Том Роббинс - Тощие ножки и не только
– В женской своей ипостаси Палее был покровительницей стад, таким образом обеспечивая выживание племени. Как двуполое божество Палее имел своих жрецов и жриц, чьи лица обычно скрывали большие деревянные маски в виде ослиной головы. От названия храмов, где поклонялись культу Палеса, пошло наше слово «дворец», «palace».
– Ну и чудеса! Даже не верится.
– Во время праздника Палилий – в христианском календаре он превратился в День святого Георгия – в этих храмах устраивались весьма отчаянные игры.
– Могу себе представить!
– Сегодня на празднике по поводу дня рождения дети нередко играют в такую игру, как «Приколи ослику хвост». Надо сказать, детишки плохо представляют, что это значит.
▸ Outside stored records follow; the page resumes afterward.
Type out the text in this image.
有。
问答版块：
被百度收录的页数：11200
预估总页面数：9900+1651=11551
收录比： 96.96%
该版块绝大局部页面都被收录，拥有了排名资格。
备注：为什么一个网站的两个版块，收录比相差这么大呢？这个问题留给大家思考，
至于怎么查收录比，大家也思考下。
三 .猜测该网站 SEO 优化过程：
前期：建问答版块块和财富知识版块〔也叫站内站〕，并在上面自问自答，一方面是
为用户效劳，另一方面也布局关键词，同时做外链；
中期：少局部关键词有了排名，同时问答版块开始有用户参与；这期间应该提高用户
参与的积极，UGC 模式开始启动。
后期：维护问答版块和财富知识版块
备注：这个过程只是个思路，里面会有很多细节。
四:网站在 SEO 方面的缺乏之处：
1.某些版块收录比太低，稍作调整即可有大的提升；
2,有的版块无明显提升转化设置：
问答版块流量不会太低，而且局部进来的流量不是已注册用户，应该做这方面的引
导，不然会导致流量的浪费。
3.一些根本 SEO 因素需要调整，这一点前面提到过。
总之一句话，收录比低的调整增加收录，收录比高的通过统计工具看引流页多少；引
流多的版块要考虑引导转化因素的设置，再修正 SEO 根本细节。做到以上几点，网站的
– Иа-иа-иа, – пропела Эллен Черри.
Поскольку Палее был важной религиозной фигурой, его бледный призрак до сих пор бродит как по Западу, так и по Востоку. А поскольку о нем (или о ней) практически забыли, то ревизионисты-теологи приложили все усилия к тому, чтобы окончательно стереть его следы. Так что Спайк с Абу решили, что было бы неплохо реанимировать ослоподобное божество.
– Прошлое забывать опасно. Разумеется, вряд ли здесь удастся избежать споров и разногласий, но в целом скульптура производит бодрое, жизнеутверждающее впечатление. Так что если зашоренные фундаменталисты сумеют подняться над своими догмами, то даже им проделки осла доставят немалое удовольствие.
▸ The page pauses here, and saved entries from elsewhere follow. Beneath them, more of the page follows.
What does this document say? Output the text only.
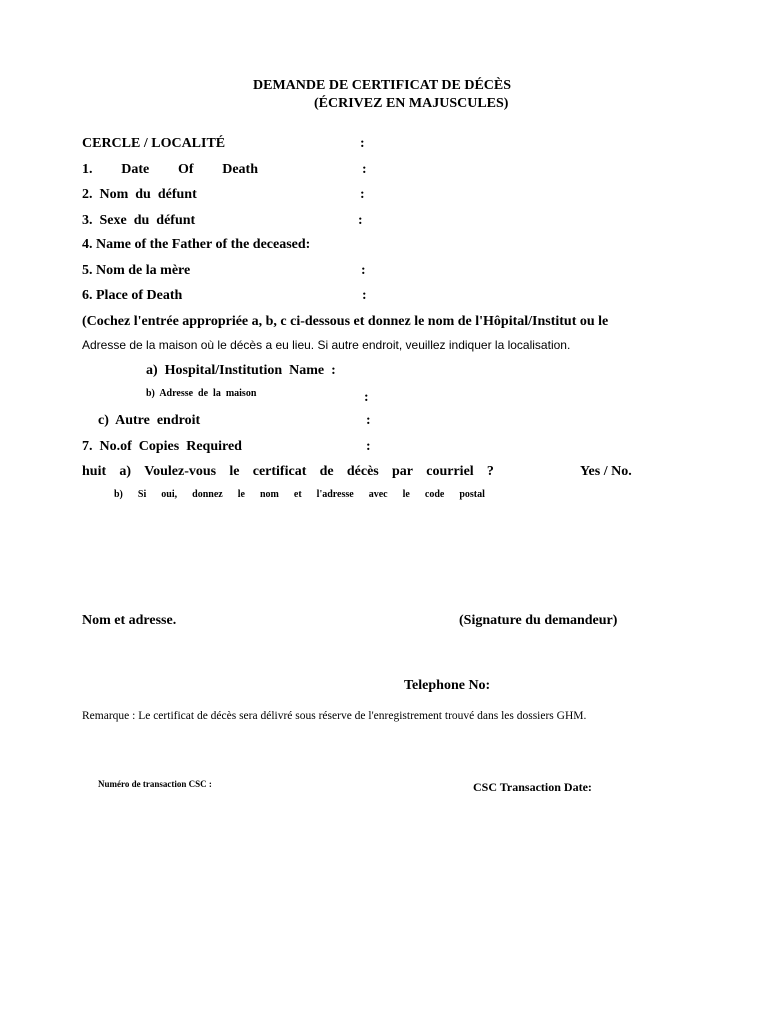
DEMANDE DE CERTIFICAT DE DÉCÈS
(ÉCRIVEZ EN MAJUSCULES)
CERCLE / LOCALITÉ	:
1. Date Of Death	:
2.  Nom  du  défunt	:
3.  Sexe  du  défunt	:
4. Name of the Father of the deceased:
5. Nom de la mère	:
6. Place of Death	:
(Cochez l'entrée appropriée a, b, c ci-dessous et donnez le nom de l'Hôpital/Institut ou le
Adresse de la maison où le décès a eu lieu. Si autre endroit, veuillez indiquer la localisation.
a)  Hospital/Institution  Name  :
b)  Adresse  de  la  maison	:
c)  Autre  endroit	:
7.  No.of  Copies  Required	:
huit a) Voulez-vous le certificat de décès par courriel ?	Yes / No.
b) Si oui, donnez le nom et l'adresse avec le code postal
Nom et adresse.	(Signature du demandeur)
Telephone No:
Remarque : Le certificat de décès sera délivré sous réserve de l'enregistrement trouvé dans les dossiers GHM.
Numéro de transaction CSC :	CSC Transaction Date:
– Да, их пора лягнуть в одно место, для бодрости, – согласилась Эллен Черри. – Что ж, примите мои поздравления. Есть в этой скульптуре некая поэзия. То есть л хочу сказать вот что: наша обычная убежденность в том, что некая форма всегда занимает некое пространство, срывается присутствием трех компонентов – камня, карты и фигуры, которые объединены между собой лишь на подсознательном уровне и которые тем не менее в человеческом сознании игриво перекликаются с постоянным столкновением образов и их смыслов…
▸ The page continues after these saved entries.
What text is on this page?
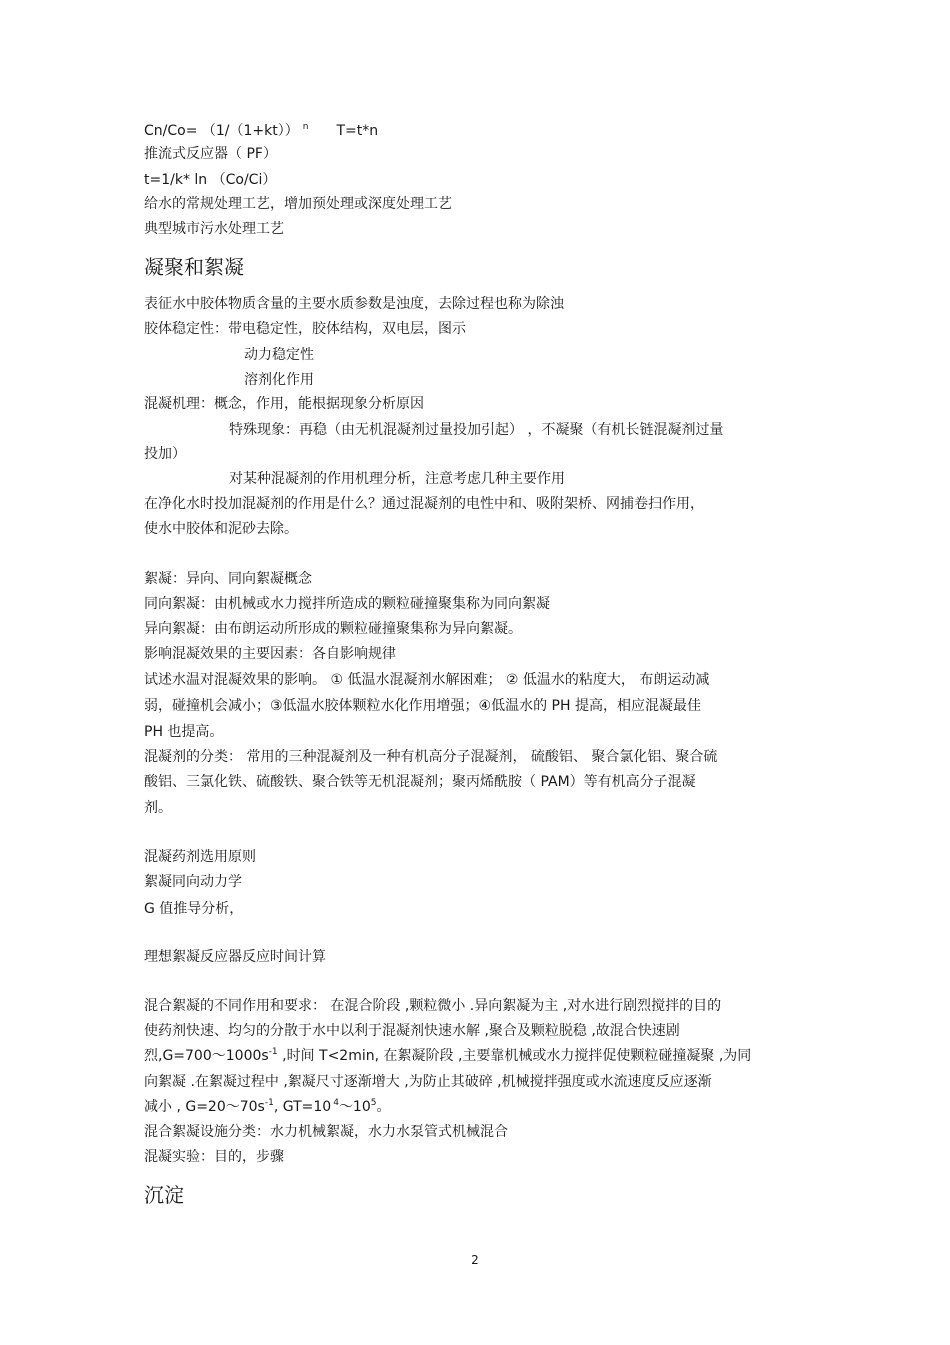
Cn/Co= （1/（1+kt）） $^n$ T=t*n
推流式反应器（ PF）
t=1/k* ln （Co/Ci）
给水的常规处理工艺，增加预处理或深度处理工艺
典型城市污水处理工艺
凝聚和絮凝
表征水中胶体物质含量的主要水质参数是浊度，去除过程也称为除浊
胶体稳定性：带电稳定性，胶体结构，双电层，图示
动力稳定性
溶剂化作用
混凝机理：概念，作用，能根据现象分析原因
特殊现象：再稳（由无机混凝剂过量投加引起） ，不凝聚（有机长链混凝剂过量
投加）
对某种混凝剂的作用机理分析，注意考虑几种主要作用
在净化水时投加混凝剂的作用是什么？通过混凝剂的电性中和、吸附架桥、网捕卷扫作用，
使水中胶体和泥砂去除。
絮凝：异向、同向絮凝概念
同向絮凝：由机械或水力搅拌所造成的颗粒碰撞聚集称为同向絮凝
异向絮凝：由布朗运动所形成的颗粒碰撞聚集称为异向絮凝。
影响混凝效果的主要因素：各自影响规律
试述水温对混凝效果的影响。 ① 低温水混凝剂水解困难； ② 低温水的粘度大， 布朗运动减
弱，碰撞机会减小；③低温水胶体颗粒水化作用增强；④低温水的 PH 提高，相应混凝最佳
PH 也提高。
混凝剂的分类： 常用的三种混凝剂及一种有机高分子混凝剂， 硫酸铝、 聚合氯化铝、聚合硫
酸铝、三氯化铁、硫酸铁、聚合铁等无机混凝剂；聚丙烯酰胺（ PAM）等有机高分子混凝
剂。
混凝药剂选用原则
絮凝同向动力学
G 值推导分析，
理想絮凝反应器反应时间计算
混合絮凝的不同作用和要求： 在混合阶段 ,颗粒微小 .异向絮凝为主 ,对水进行剧烈搅拌的目的
使药剂快速、均匀的分散于水中以利于混凝剂快速水解 ,聚合及颗粒脱稳 ,故混合快速剧
烈$,G=700\sim 1000s^{-1}$ ,时间 T<2min, 在絮凝阶段 ,主要靠机械或水力搅拌促使颗粒碰撞凝聚 ,为同
向絮凝 .在絮凝过程中 ,絮凝尺寸逐渐增大 ,为防止其破碎 ,机械搅拌强度或水流速度反应逐渐
减小 , $G=20\sim 70s^{-1}$, GT=10 $^4\sim 10^5$。
混合絮凝设施分类：水力机械絮凝，水力水泵管式机械混合
混凝实验：目的，步骤
沉淀
2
Спайк и Абу удивленно уставились на нее.
– Охо-хо! – произнес один.
– Интересно, и что такая девушка, как ты, забыла в этом ресторане?
– Да, но хочу напомнить вам одну вещь. Вы так и не сказали мне, как вам понравилась моя настенная роспись.
Сказать по правде, у обоих на сей счет еще не было мнения. Нет, конечно, им никогда не пришло бы в голову завесить творение Эллен Черри или замуровать его под слоем штукатурки, поскольку тем самым они задели бы ее чувства. И Спайк с Абу были вынуждены признать, что настенная эта живопись придала помещению цвет и некую энергетику. А вот понимали ли они ее смысл, нравилась ли она им, были ли они готовы защищать ее от нападок критиков – что ж, это уже совсем иное дело, или как выразился бы Спайк – другой табак.
Кстати, без критических отзывов и впрямь не обошлось. Среди персонала и посетителей лишь единицы пришли от нее в восторг. Большинство предпочло ее просто не замечать, а кое-кто счел роспись возмутительной, узрев в ней оскорбление самой идеи искусства и их собственного восприятия действительности. Не единожды Спайк и Абу оказывались в стане то первых, то вторых, то третьих, хотя, как правило, не дольше, чем на час.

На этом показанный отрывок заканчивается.